The characteristic extraction module extracts constant Q modulation envelope characteristics from the input voice. Compared with real voice, the method increases the steps of recording, and introduces equipment noise, environmental noise, coding and decoding distortion and the like. During recording, the voice signal will propagate through more than one path, and there is delay and attenuation compared with real voice, and there is obvious difference in high frequency part. The synthesized speech and the converted speech only imitate the rough outline of the spectral envelope in the process of forming, and the slight change between frames is not captured, so that the synthesized speech and the converted speech are smoother and have noise compared with the natural speech. The similarity between the simulated voice and the natural voice is lowest, the audio and the video can be confused only at the level of human ears, and the difference between the sound spectrum structure and the real voice is obvious. Different kinds of disguised voice can be distinguished by adopting the constant Q modulation envelope characteristic.

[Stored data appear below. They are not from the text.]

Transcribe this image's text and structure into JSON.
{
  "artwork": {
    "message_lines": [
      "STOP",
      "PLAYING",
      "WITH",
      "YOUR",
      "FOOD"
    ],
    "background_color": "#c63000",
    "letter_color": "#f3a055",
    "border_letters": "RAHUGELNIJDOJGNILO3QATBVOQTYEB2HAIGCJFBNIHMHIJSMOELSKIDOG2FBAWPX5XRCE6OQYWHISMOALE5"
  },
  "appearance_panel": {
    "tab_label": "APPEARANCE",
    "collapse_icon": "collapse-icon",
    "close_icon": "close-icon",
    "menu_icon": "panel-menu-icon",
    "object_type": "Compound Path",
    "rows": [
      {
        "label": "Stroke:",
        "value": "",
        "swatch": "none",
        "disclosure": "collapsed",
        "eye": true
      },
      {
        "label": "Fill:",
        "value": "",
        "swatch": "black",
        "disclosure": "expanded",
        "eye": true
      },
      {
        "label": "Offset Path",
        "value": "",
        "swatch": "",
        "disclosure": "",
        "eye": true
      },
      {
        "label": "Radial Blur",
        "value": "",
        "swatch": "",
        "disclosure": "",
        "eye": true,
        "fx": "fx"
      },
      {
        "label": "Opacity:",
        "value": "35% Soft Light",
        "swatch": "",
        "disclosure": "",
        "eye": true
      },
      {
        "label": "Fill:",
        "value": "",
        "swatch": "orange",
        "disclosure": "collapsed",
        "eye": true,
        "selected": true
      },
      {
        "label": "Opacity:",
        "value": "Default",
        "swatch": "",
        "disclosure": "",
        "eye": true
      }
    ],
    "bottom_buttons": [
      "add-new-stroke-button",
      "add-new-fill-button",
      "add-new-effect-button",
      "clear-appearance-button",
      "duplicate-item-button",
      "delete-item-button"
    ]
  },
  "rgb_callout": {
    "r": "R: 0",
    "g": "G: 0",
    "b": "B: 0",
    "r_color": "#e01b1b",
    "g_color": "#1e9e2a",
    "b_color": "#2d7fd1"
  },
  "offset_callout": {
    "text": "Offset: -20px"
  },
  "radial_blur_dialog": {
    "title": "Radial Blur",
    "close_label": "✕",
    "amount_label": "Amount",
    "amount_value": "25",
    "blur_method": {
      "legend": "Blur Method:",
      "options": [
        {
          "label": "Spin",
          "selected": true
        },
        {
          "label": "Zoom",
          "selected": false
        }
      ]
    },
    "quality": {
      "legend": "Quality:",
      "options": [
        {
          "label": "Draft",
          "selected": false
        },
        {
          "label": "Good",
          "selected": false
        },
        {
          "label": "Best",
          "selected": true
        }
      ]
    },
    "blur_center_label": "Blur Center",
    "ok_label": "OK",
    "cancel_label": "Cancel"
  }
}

The specific content of the processing of the voice signal x (n) by the feature extraction module is as follows:

firstly, the input speech x (n) is passed through a frequency-dividing filter bank to divide the speech into K signals x with different frequency bands_k(n) of (a). This function is implemented by a Mel filter bank, the lowest frequency of which is 300Hz and the highest frequency is 3400Hz, depending on the frequency range of the speech signal. In the invention, K is taken to be 128, namely, 128 frequency division is realized. The Mel Filter Bank is a set of triangular band-pass filters, each having a transfer function of h_k(q),0≤k＜K：

Where K is the number of filters 128, f (K) is the center mel frequency of the kth triangular filter, f (K-1) is the upper cut-off mel frequency of the kth triangular filter, f (K +1) is the lower cut-off mel frequency of the kth triangular filter, and q is an integer value between f (K-1) and f (K + 1). N is the number of points of DFT, and 256, f is taken_sFor sampling frequency, take 8KHz, f_lIs the lowest frequency of the filter bank, f_hThe highest frequency of the filter bank is 300Hz and 3400Hz, F_mel(f) The frequency can be converted to Mel-frequency, where F is a conventional frequency value, i.e. by formula (3) the conventional frequency value F can be converted to Mel-frequency value F_mel(f)，

Is its inverse transformation, b is the mel frequency value, i.e. by formula (4) the mel frequency value b can be transformed into the regular frequency value

The signal x obtained by frequency division_k(n) extracting the envelope:

wherein j is an imaginary unit,

is x_k(n) Hilbert transform, s_k(n) is x_k(n) the analytic signal of the signal,

is s is_kConjugate signal of (n), m_k(n) is x_k(n) spectral envelope. And further carrying out nonlinear processing on the voice envelope, wherein the nonlinearity is realized by a logarithmic function.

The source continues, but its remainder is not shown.